I really come to it [libertarianism] from a purely hippie point of view. I have always been a peacenik, and in the '80s I met a man named Tim Jenison. I was then just kind of your standard liberal, and Tim was libertarian.

I started giving all the arguments for why the government had to be more powerful, and Tim said a really simple sentence to me. He said, “Do you think it’s OK to punish people who’ve done nothing wrong?” And I said “No”—even though I felt somewhere in my heart that it was a trick question. And then he said, “Why is it OK to reward people who’ve done nothing right?”

He said, “Can’t you see that you can’t reward without punishing? They’re the same thing.” And that shut me up for a little while.
Let's make sure you understand that, my seven* readers.  If you reward people who don't deserve it, by definition you are also punishing people who have done nothing wrong, because they are not being given the same reward.  Flip side of the same coin.

So what should government do, and not do?

Ultimately the best definition of government is that it is an organization that has a (legitimate, in some people's opinion) monopoly on the use of force.  With that in mind, it is easy to understand Jillette's guideline on what government should, and should not, be doing.  The simple rule is this: Unless you, personally, would be willing to wield a gun to tell someone else what they should and shouldn't do, then you shouldn't ask someone else to do it for you.

Again, Jillette's friend challenged him.
Then Tim started saying, “You know, you’re so against force.  [many examples given]  You are insanely peacenik in terms of the way you see war, what the country should do. Why do you think it’s so OK for the government to use force to get things done that you think are good ideas?”
To which Jillette eloquently stated (pulling out a couple key paragraphs):
I started thinking that one really good definition of government is that government is supposed to have a monopoly on force. The government is the guys with the guns, and we are the people who tell the government what they can do.
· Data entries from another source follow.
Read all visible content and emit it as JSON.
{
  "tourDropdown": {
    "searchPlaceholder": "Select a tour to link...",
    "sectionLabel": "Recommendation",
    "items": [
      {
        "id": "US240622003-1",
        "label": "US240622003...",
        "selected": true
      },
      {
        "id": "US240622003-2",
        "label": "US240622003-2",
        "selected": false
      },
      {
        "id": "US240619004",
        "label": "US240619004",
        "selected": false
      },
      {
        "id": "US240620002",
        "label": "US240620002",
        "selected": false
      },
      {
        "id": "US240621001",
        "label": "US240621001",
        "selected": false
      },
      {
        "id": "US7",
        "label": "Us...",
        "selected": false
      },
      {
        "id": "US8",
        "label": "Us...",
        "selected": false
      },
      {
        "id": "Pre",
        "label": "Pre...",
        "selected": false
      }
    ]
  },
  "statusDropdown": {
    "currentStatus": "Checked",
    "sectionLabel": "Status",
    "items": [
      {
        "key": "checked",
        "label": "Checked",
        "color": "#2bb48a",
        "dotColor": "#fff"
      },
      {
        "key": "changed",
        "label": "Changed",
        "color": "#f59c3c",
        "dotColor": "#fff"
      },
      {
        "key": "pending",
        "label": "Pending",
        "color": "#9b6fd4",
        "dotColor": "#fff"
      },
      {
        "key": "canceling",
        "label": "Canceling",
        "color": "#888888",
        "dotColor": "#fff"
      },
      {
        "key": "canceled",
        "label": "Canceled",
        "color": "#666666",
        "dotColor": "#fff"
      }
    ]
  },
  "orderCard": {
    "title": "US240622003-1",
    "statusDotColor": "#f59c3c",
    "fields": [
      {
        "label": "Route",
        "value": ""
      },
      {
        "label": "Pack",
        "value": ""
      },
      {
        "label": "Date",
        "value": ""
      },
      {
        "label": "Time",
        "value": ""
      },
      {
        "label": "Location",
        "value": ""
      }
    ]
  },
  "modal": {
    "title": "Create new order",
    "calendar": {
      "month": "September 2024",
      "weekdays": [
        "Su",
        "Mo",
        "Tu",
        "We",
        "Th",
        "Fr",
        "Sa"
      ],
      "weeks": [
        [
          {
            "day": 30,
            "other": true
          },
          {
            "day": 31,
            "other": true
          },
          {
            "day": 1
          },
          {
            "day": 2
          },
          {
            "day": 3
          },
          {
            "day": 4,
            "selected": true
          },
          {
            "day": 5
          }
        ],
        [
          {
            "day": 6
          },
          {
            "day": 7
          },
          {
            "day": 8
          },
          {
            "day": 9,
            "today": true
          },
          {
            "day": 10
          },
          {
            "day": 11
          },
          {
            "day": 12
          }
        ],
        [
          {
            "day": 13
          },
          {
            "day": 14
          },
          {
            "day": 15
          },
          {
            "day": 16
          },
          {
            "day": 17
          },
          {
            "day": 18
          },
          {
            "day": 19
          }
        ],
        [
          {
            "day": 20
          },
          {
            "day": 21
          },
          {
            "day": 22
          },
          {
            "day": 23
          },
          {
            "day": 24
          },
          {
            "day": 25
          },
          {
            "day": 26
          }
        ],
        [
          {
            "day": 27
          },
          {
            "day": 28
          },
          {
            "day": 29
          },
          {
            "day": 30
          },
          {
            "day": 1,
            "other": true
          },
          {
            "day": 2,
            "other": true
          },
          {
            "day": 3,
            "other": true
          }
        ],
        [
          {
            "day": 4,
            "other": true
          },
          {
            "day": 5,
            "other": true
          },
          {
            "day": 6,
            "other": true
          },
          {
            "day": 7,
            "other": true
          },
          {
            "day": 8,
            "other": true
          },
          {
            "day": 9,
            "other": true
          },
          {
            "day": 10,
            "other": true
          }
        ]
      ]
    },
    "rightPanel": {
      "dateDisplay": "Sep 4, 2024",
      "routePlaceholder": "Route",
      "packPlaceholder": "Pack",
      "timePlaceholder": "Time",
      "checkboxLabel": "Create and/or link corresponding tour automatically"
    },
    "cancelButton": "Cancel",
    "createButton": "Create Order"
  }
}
So in my morality, I shouldn’t be able to tell anyone to do something with a gun that I wouldn’t do myself.
And that is, in a nutshell, my entire view of politics: that I have to look over what people want the government to do and say “If I were given all the power, would I use a gun to accomplish what they want to accomplish?”

But I do know that if this is a government by the people, and I’m one of the people, and the government is the one with guns—I know that it is immoral for me to use the government to use force, to use guns, to do anything that I wouldn’t do myself. And that’s how I became a libertarian.

I'm going to repeat the key sentence, and close with it:
 I shouldn’t be able to tell anyone to do something with a gun that I wouldn’t do myself.